Access to Work funding is discretionary. There is no right of appeal, no access to an independent complaints procedure. Whether you get it, how much you get and what type of assistance you get depends on the skill and experience of the Access to Work advisor, and/or whether they feel pressurised to reduce the numbers qualifying or the value of awards. If you’re unlucky and get an advisor who doesn’t fully understand the particular barriers you face or the ways in which they can be overcome, you may not get what you need. DWP emphasise that people cannot challenge the amount they have been allocated and can only ask for “one reconsideration” by another advisor.
This lack of a right of appeal is particularly worrying in the light of Access to Work applicants’ experiences - recounted in the StopChanges2AtW report - which suggest “that ‘value for money’ guidance issued by DWP is being interpreted and applied in decision making by inadequately trained advisers with insufficient understanding of their clients’ needs, and in response to pressure to make savings”.
The government failed to act on the Sayce review’s recommendation that money from existing, and failing, employment support programmes should be re-allocated to Access to Work. Instead, only 20% of the funding previously allocated to the Work Programme and Work Choice has been made available for a new Health and Work programme and the government’s approach to Access to Work continues to be spreading existing resources more thinly. There remains confusion about how much the ‘real terms’ increase referred to in the 2015 Spending Review will actually be. That Review said an additional 25,000 people would receive Access to Work awards and the Health and Work Green Paper said that the programme would aim to support 60,000 people. Currently, 25,020 people receive help from Access to Work - there’s a long long way to go. And current rules and the cost-cutting approach will do nothing to help bridge the disability employment gap.
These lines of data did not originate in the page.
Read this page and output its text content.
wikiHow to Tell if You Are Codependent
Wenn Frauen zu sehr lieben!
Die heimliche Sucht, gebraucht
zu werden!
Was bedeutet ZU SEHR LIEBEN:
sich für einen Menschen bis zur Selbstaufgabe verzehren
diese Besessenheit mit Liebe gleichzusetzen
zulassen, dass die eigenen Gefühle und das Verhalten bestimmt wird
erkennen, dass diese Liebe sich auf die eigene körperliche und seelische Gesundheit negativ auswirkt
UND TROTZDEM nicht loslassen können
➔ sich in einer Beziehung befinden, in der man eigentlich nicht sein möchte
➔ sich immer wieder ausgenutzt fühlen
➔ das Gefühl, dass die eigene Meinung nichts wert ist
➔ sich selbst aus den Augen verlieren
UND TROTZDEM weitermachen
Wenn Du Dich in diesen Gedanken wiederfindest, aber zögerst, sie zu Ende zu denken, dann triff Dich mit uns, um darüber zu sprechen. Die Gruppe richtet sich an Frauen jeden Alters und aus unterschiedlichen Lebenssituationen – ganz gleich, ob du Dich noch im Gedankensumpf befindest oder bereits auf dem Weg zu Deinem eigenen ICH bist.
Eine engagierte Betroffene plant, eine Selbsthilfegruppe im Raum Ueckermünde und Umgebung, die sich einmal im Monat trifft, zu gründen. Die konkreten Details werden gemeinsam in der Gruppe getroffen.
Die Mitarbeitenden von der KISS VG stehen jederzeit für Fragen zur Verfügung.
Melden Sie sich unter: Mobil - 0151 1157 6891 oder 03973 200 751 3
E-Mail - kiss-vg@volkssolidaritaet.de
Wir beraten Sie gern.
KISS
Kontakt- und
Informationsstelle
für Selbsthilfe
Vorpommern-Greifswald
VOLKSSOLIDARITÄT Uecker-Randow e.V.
As the report published by the StopChanges2AtW campaign argues, “When it works well, AtW is a personalized, flexible support scheme which increases choice and control for Deaf and Disabled people over their working lives and their participation in society”. Unfortunately, a few people sitting in a room in Whitehall have decided that some people’s support needs are just too expensive. And the current government seems to think it is acceptable to normalise inequality by denying people the support they need to put them on a level playing field with their non disabled peers.
The only way the Access to Work programme will achieve its enormous potential is if its rules and implementation are co-designed with disabled people and their organisations. Listening to the StopChanges2AtW campaign and taking on board their recommendations would be a good start.